Last year, we expanded our garden at the Peirce elementary school from one to three raised beds, allowing each fifth-grade class to plant, tend, and harvest their own salad garden. In mid-June, we celebrated our success with a salad lunch of lettuce, mesclun greens, arugula, and spinach. One of the goals was to inspire healthy food choices by giving kids the experience of growing their own food. And, not surprisingly, the salad was a big hit, especially with the students who thought they wouldn’t like it.
Fifth-graders used the garden to support science learning by reviewing plant life cycles, investigating soil composition, and starting a compost pile. It also served as inspiration for nature haikus and in discussions of survival and resilience.
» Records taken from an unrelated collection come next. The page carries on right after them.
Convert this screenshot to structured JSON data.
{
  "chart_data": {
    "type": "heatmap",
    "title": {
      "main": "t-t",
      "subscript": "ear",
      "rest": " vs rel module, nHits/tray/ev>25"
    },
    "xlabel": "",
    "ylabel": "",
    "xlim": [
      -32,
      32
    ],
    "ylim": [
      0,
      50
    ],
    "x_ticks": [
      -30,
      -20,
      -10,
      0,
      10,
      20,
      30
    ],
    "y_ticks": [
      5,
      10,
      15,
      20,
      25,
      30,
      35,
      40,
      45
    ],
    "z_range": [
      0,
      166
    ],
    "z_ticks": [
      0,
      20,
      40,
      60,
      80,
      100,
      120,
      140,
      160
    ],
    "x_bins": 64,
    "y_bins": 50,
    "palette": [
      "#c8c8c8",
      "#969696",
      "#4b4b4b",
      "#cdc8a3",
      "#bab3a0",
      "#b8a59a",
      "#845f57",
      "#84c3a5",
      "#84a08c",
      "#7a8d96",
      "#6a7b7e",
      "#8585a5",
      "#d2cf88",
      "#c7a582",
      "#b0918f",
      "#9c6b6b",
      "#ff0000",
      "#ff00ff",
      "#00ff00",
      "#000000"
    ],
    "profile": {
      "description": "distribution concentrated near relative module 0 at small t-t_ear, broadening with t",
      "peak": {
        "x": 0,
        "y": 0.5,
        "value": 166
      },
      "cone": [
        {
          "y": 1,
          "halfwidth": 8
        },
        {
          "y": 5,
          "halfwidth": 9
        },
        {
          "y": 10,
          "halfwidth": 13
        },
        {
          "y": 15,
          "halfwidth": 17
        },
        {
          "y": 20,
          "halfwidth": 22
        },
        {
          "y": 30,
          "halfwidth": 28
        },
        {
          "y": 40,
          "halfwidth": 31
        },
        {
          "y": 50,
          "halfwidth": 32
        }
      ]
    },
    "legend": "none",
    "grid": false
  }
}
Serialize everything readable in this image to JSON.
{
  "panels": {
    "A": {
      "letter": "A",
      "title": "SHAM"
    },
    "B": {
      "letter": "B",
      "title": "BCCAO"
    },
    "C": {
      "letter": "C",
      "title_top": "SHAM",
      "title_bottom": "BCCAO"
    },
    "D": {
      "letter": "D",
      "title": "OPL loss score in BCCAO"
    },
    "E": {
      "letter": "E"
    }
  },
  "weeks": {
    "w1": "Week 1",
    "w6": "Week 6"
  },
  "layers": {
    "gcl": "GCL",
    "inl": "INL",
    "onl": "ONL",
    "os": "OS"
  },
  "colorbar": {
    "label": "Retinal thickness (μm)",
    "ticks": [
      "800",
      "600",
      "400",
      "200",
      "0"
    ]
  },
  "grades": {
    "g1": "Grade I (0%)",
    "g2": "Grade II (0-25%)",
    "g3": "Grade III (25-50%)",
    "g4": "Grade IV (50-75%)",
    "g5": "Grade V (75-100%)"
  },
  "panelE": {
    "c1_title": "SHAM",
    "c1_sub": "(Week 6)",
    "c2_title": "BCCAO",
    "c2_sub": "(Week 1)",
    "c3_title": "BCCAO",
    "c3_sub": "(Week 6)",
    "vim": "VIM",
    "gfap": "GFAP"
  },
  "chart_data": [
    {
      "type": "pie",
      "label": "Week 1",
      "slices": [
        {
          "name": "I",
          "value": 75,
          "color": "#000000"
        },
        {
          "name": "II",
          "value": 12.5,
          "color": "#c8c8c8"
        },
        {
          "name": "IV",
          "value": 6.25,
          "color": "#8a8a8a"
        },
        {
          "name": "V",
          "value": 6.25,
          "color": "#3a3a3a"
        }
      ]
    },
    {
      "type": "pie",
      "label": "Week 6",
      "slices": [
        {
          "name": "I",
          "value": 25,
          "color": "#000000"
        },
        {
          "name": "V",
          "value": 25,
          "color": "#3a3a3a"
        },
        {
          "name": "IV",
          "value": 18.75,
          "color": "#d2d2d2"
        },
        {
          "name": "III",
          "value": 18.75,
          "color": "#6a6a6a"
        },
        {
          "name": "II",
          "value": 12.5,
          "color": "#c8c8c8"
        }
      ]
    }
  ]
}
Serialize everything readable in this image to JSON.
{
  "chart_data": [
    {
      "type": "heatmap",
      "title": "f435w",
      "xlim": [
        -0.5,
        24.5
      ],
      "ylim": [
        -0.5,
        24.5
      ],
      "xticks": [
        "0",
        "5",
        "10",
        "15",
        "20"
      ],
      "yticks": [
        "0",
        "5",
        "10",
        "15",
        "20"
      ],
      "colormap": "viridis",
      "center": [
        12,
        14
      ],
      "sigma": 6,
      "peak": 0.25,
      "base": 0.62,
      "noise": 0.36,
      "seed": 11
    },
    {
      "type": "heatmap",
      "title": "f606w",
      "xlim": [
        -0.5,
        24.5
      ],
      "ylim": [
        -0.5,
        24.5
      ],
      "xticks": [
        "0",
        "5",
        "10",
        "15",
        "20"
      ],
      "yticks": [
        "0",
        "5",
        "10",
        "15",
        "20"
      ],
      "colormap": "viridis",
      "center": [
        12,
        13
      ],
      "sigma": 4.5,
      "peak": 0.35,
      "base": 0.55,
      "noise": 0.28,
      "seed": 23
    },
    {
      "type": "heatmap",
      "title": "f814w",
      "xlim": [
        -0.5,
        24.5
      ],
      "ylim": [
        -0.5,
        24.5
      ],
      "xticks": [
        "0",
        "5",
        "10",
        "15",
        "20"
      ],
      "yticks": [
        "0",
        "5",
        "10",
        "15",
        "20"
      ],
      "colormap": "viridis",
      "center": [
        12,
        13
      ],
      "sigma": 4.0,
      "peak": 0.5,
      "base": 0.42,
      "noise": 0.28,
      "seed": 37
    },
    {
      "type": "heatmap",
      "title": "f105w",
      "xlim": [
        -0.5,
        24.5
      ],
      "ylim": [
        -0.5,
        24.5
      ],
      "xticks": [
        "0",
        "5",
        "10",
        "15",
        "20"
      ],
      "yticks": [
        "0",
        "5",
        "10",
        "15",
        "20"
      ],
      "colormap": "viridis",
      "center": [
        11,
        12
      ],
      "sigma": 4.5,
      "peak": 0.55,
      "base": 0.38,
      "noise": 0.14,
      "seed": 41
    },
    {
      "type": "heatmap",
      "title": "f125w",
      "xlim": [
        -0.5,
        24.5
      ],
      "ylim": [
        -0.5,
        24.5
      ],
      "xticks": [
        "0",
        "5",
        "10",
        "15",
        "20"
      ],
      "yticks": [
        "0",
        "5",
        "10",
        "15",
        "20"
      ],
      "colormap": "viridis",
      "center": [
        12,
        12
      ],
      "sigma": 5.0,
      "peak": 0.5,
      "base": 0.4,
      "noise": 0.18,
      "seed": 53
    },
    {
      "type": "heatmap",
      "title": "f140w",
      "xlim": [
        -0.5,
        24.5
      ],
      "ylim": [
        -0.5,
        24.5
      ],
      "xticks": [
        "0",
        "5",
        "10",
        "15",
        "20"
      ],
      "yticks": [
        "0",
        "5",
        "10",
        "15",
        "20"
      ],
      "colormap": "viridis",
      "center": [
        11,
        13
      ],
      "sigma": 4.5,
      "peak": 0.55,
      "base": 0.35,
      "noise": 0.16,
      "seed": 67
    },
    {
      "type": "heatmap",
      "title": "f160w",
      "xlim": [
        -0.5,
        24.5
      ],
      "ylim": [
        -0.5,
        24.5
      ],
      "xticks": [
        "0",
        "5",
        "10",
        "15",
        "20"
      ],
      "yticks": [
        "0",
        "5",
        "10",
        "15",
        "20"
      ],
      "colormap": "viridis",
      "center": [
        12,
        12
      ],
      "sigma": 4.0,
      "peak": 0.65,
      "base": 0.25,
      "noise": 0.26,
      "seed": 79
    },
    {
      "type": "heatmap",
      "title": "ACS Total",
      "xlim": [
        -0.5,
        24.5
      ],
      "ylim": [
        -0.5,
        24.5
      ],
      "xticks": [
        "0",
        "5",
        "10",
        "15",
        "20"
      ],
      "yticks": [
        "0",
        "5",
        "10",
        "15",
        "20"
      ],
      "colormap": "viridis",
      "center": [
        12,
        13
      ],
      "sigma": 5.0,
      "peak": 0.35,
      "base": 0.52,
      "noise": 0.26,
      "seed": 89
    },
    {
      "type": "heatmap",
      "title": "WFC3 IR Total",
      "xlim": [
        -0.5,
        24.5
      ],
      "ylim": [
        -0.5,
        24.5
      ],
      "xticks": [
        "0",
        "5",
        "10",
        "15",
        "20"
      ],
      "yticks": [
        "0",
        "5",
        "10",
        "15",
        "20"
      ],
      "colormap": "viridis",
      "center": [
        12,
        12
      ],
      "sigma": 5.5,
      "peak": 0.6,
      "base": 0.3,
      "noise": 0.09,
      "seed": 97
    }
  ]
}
Connections were made to farming in Newton during the colonial period based on their newly acquired appreciation of the importance of climate, weather, and soil to gardening.
Another goal was to build community by involving other classes, so first-graders were invited to prepare the beds by taking out clumps. Second-graders helped their fifth-grade buddies plant the seeds, and observed the plant growth from the appearance of the cotyledon to the true leaves. And third-graders made our garden signs out of pottery during art class. We are looking forward to our new project of sowing, harvesting, and saving seeds for next spring, as well as bringing more kids out to be part of our growing classroom.